Lens epithelium-derived growth factor (LEDGF/p75) is an essential cofactor of HIV integration. Both stable overexpression of the C-terminal part of LEDGF/p75 (LEDGF325-530) containing the integrase (IN)-binding domain (IBD) and stable knockdown (KD) of LEDGF/p75 are known to inhibit HIV infection in laboratory cell lines. Here, primary human CD4+ T-cells were transduced with lentiviral vectors encoding LEDGF 32525-530, the interaction-deficient mutant LEDGF325-530 D366N, or a hairpin depleting LEDGF/p75 and challenged with HIV. Maximal protection of primary T-cells from HIV infection was obtained after LEDGF 325-530 overexpression reducing HIV replication 40-fold without evidence of cellular toxicity.
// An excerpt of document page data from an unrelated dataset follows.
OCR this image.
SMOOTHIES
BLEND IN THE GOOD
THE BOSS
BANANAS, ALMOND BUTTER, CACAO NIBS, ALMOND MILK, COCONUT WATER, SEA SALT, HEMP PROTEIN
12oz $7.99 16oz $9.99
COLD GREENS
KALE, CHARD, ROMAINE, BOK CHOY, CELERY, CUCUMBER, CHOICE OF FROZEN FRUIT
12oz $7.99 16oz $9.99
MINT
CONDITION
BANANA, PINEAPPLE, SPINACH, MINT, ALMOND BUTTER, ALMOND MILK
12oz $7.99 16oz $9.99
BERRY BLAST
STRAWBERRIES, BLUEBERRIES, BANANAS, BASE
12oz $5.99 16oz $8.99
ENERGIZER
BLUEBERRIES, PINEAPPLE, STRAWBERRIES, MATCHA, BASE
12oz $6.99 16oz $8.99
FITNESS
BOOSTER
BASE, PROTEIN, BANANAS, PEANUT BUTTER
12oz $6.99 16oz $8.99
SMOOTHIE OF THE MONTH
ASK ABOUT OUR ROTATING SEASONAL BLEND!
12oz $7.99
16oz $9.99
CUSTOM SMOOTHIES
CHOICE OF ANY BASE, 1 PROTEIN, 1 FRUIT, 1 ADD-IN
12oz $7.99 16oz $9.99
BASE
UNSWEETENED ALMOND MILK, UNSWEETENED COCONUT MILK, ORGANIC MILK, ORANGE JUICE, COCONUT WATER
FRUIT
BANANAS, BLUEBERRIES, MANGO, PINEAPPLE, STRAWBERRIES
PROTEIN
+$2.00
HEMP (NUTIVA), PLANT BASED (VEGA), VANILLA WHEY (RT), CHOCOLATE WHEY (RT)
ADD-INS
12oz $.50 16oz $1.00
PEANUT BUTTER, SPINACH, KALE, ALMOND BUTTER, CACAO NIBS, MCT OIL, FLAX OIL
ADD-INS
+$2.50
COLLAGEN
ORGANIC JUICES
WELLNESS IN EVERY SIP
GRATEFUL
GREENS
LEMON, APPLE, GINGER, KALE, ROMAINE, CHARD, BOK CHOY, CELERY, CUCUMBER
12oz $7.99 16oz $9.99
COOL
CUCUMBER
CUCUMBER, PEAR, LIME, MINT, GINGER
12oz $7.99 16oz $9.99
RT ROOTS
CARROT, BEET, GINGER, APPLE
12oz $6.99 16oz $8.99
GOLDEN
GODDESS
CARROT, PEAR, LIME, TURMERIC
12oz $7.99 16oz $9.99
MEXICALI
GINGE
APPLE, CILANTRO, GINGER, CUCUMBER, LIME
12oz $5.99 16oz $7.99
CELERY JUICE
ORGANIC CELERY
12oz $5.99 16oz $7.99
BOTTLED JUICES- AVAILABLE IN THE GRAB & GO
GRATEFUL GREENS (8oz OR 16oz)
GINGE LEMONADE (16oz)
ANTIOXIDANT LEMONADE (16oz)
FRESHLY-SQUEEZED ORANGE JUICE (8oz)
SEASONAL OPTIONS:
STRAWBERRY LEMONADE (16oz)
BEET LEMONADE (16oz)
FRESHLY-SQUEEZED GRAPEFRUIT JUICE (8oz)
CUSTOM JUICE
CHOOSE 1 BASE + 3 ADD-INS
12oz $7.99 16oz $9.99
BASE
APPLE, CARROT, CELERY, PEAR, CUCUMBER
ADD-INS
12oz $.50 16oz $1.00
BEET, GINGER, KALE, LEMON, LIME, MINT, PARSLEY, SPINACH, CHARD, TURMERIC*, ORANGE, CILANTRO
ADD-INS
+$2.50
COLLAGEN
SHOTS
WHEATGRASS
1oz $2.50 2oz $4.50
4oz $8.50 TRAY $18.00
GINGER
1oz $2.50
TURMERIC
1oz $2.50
This strategy was subsequently evaluated in the NOD.Cg-Prkdcscid Il2rgtm1Wjl/SzJ (NSG) mouse model. Threefold reduction in mean plasma viral load was obtained in mice engrafted with CD4+ T-cells expressing LEDGF325-530 in comparison with engraftment with LEDGF325-530 D366N cells. Four weeks after transplantation with LEDGF325-530 D366N cells, 70% of the CD4+ cells were lost due to ongoing HIV replication. However, in mice transplanted with LEDGF325-530 cells only a 20% decrease in CD4+ cells was measured. Liver and spleen sections of LEDGF325-530 mice contained less HIV than LEDGF 325-530 D366N mice as measured by p24 antigen detection. LEDGF 325-530 overexpression potently inhibits HIV replication in vivo and protects against HIV mediated cell killing of primary CD4+ T-cells. © The American Society of Gene & Cell Therapy.